As a general look, it seems very easy for autonomous vehicles to collect information from the sensors and act accordingly. But, in actual, perception is the most challenging as well as a complex phase to model. The reason lies in the simultaneous working of multiple sensors and integrating them to establish a single cruck of information. Depending on the environment in which autonomous vehicle is being driven, the volume of the data that needs to be processed can be in huge volumes. Generally, a massive amount of data is generated by autonomous vehicles in a fraction of seconds. This narrates the horrific amount of processing power that is required to process such a large volume of data. It is another challenge, but for the time being, let’s stick to the interpretation of perception signals and their influence on the control of the autonomous vehicle. To understand the mode of translating perception signal to steer the control system of the autonomous vehicle, it is empirical to understand how perception signals are interpreted.
How does Interpretation work in Autonomous Vehicle?
From the autonomous vehicle’s perspective, the perception model is the combination of different sensors. These sensors sense the external environment and pass on this information to the translation block or model known as interpretation. Since the obtained data can be in the scattered form, the interpretation block not only processes this information but also fine-tunes this data to be more discrete and understandable.
For example, consider a situation where an autonomous vehicle’s perception has detected that obstacle is just 10m ahead and collision is possible. So based on this information, an emergency brake system will be triggered, and the vehicle will eventually stop to avoid the collision. Now the discrete information about the distance to be just 10 meters wasn’t conveyed by the sensor or perception model. Instead, the sensor used their sensing system to detect the obstacle and passed on this information to the interpreter. The interpreter then filtered the data and processed it using the speed time formula to compute the distance of 10 meters. This is how interpretation works in autonomous vehicles.
However, depending on the features and working model of the different autonomous vehicles, information processing and algorithms may differ. But the general essence of the interpretation model remains the same.

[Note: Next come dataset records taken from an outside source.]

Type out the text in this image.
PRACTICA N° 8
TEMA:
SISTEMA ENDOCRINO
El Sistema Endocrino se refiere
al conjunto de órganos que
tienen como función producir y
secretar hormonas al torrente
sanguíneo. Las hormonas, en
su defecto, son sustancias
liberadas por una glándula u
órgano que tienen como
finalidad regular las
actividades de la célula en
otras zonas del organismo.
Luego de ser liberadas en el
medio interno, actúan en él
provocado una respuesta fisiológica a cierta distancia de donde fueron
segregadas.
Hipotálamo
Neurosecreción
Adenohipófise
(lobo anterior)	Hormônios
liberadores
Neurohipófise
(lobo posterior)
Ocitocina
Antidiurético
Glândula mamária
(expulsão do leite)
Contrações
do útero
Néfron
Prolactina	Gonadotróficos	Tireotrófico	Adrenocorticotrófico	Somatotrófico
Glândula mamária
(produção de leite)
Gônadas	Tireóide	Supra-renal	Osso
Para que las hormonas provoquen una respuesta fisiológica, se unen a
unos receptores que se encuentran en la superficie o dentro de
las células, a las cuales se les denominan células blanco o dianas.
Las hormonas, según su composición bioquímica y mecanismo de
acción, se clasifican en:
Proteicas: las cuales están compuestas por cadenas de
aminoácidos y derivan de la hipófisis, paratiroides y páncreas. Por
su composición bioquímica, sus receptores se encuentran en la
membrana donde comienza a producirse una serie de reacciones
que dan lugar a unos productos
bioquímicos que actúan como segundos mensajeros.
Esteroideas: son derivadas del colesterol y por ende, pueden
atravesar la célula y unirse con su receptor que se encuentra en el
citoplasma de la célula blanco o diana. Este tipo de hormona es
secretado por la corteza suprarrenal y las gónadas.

Process of Sending a Signal from the Perception to the Vehicle Control
It is said that it takes about 0.15 to few seconds for humans to decide and act in case of any road calamity. This time accumulates to the situation analysis, deciding the course of action, and then taking actions to control the unfavourable circumstances. However, critics say that it is not the same in every case, and generally, it may extend to several seconds. So, in this lieu, it won’t be wrong to say that time it takes to generate and interpret the perceptions as well as the time to let vehicle control act on those interpretations should be close to this perception-reaction time.
When the perception model detects something, it sends the collected data to the interpreter model. Here this information is first of all filtered and fine-tuned for better processing. Afterwards, this discrete data is matched with the underlying conditions. Here it is checked that does this data correspond to any of the triggering values, say violation of safe distance from the objects. If it finds out that received information is demanding for some contingency action, then this information is translated into the format where defined algorithms and processes can understand it. After that, the relevant algorithm is called, and the corresponding control mechanisms are triggered to perform their designated operations. Now, this is the overview of the process of sending perception signal to the vehicle control. Let’s understand it in an interactive way by referring to a specific scenario.
Consider a situation where an autonomous vehicle is on its way to reaching the Point X. While commuting on the highway, it constantly takes perceptions from the number of sensors such as cameras and radars. A road sign was detected, calling to limit the speed to 90 km/hr. Now, it will take capture and locate this road sign on the camera and sends it to the interpreter. Here, with the help of image processing algorithms, the image will be refined and tuned to extract that 90 km is written and the detected object resembles the road sign. Now a question arises that how come interpreters will recognize it to be a road sign? It could be some sticker on some moving car. The answer lies in the intelligence of autonomous vehicles. With the use of neural networks, they are trained to distinguish amongst different road signs. The detected image when gets processed is passed on to the speed control algorithm. This speed control algorithm will activate the vehicle control system to trigger deceleration. Within no time, deceleration will continue until and unless the vehicle reaches the speed of 90 km/hr. From now, until the next perception, speed will be maintained at 90 km/hr.
All this systematic process seems to cause a lot of time delay. But, in reality, with the help of fast processors and intelligent control strategies, the process of sending perception signals to the triggering vehicle control system is extremely fast.
There are a lot of myths associated with the working mechanism of autonomous vehicles. To some extent establishment of these myths make some sense, as people are generally reluctant to adopt something which they have never heard. In the case of autonomous vehicles, the invention is so rich in its essence that people get astonished. For them, such inventions make sense in science fiction movies. But when it comes to realizing such concepts, they can’t believe. Taking the example of the explained process of perception building to controlling vehicles, it is very easy for people to comprehend the idea of autonomous vehicles. The involvement of high-tech algorithms and high-end perception models can surely make them believe the efficiency of autonomous vehicles.